Thursday, April 26, 2007

Is God Real?

Norm at Normblog quotes from article by John Meacham:

So is God real? It seems safe to say at least this much: he is real insofar as he is a force who influences human beings who believe in his existence. In his landmark Gifford Lectures at Edinburgh in 1901, the American philosopher William James quoted a Bryn Mawr colleague on the matter: "The truth of the matter can be put in this way: God is not known, he is not understood; he is used - sometimes as a meat-purveyor, sometimes as moral support, sometimes as friend, sometimes as an object of love. If he proves himself useful, the religious consciousness asks for no more than that. Does God really exist? How does he exist? What is he? are so many irrelevant questions. Not God, but life, more life, a larger, richer, more satisfying life, is, in the last analysis, the end of religion."

But, says Norm, 'real insofar as he is a force who influences human beings who believe in his existence' is obviously a question-begging trick: unless God actually does exist, the force that influences those who believe in his existence is not God but their belief in him.

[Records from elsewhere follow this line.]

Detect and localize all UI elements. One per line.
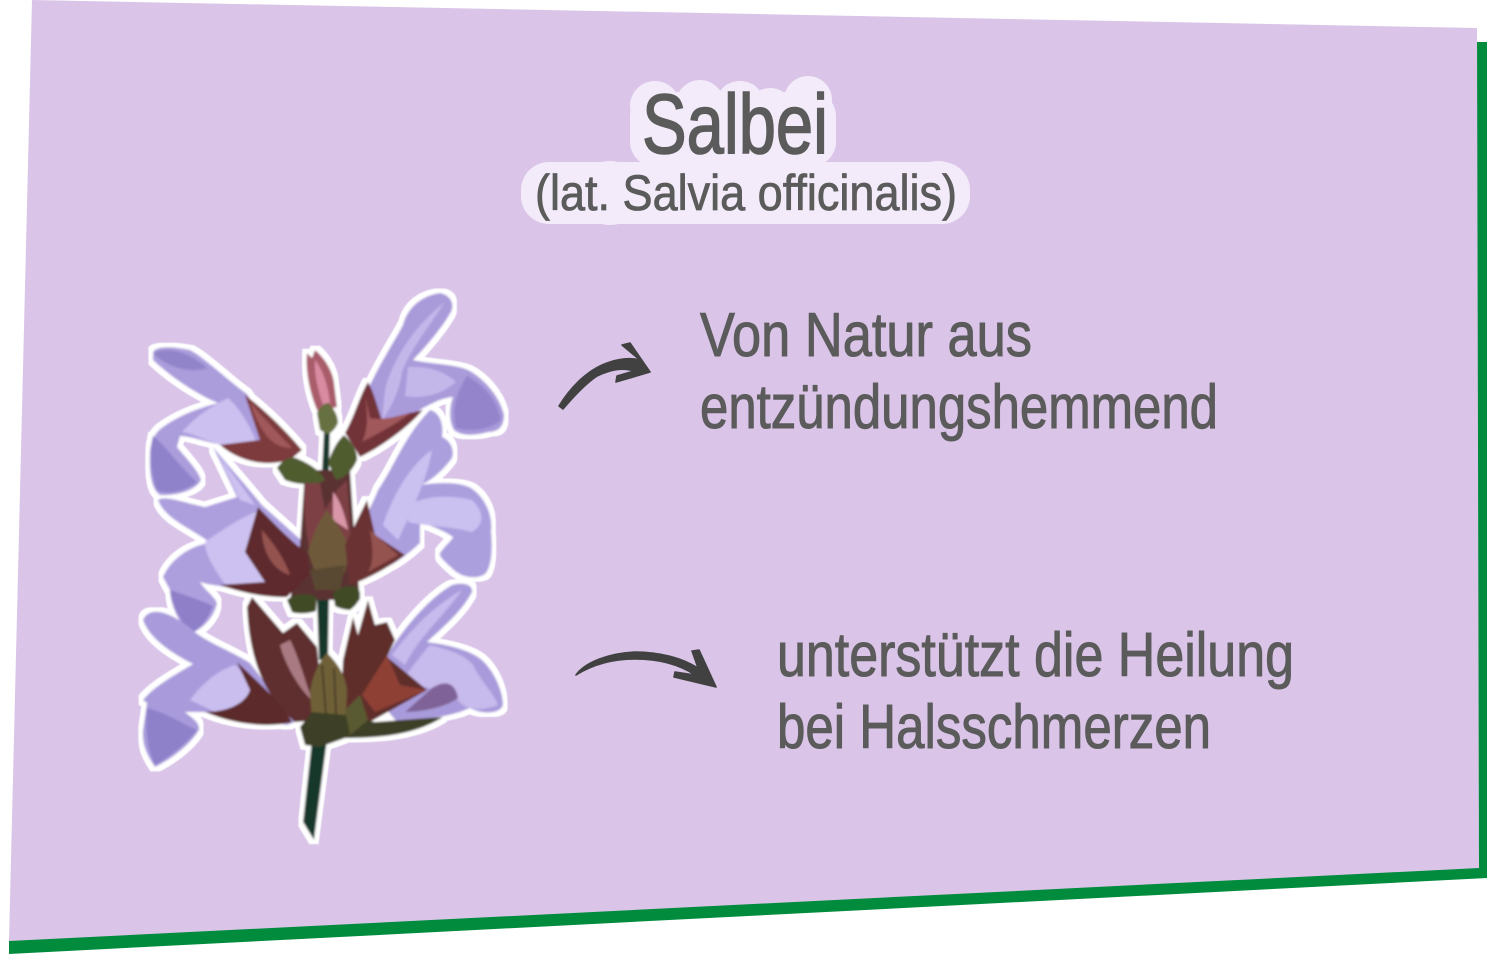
top-left flower petals	[150, 347, 280, 495]
text: benefit two	[777, 621, 1294, 762]
heading: Salbei: Salbei	[642, 77, 828, 171]
subtitle: Latin name: (lat. Salvia officinalis)	[535, 165, 957, 221]
bottom-left flower petals	[143, 612, 295, 767]
central dark core	[290, 470, 360, 600]
bottom calyx spikes	[247, 597, 325, 722]
bottom-right flower petals	[370, 584, 503, 722]
title block	[521, 76, 970, 225]
text: benefit two: bei Halsschmerzen	[777, 693, 1211, 762]
title halo	[521, 76, 970, 225]
top calyces	[345, 382, 423, 457]
middle-right flower petals	[350, 410, 492, 577]
top green buds	[277, 435, 357, 484]
arrow: to first benefit	[559, 343, 650, 409]
text: benefit one: entzündungshemmend	[700, 373, 1218, 442]
text: benefit one	[700, 301, 1218, 442]
top bud	[307, 350, 337, 412]
arrow: to second benefit	[576, 650, 716, 687]
text: benefit one: Von Natur aus	[700, 301, 1032, 370]
bottom base	[300, 712, 443, 747]
text: benefit two: unterstützt die Heilung	[777, 621, 1294, 690]
top-right flower petals	[360, 293, 504, 435]
middle calyces	[220, 507, 309, 597]
middle-left flower petals	[158, 447, 310, 634]
stems	[303, 430, 330, 840]
centre calyx	[304, 480, 351, 552]
bottom central bud	[310, 653, 347, 725]
illustration: sage flower	[143, 293, 504, 840]
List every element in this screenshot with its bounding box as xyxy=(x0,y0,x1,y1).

So God is either really real or he isn't real at all. There's no middle way in which God is real insofar as. As for the William James quote, I have no wish to appear disrespectful, but the same line of argument might equally be used to establish the validity of the idea of the Tooth Fairy.

My own difference with Norm here may be put in the form of a question. Why do we assume that no matter what the subject matter - trees, money, love, God - we can always draw the distinction between the real and the unreal in the same way? How would we go about distinguishing between a real and an unreal tree, money, love, God? Surely it is in the different ways in which we go about this that we come to appreciate the notions of reality involved. We do not know, free of any context, what the distinction between the real and the unreal comes to, and the context in which to consider the reality of God is the collection of beliefs and practices that we call religion.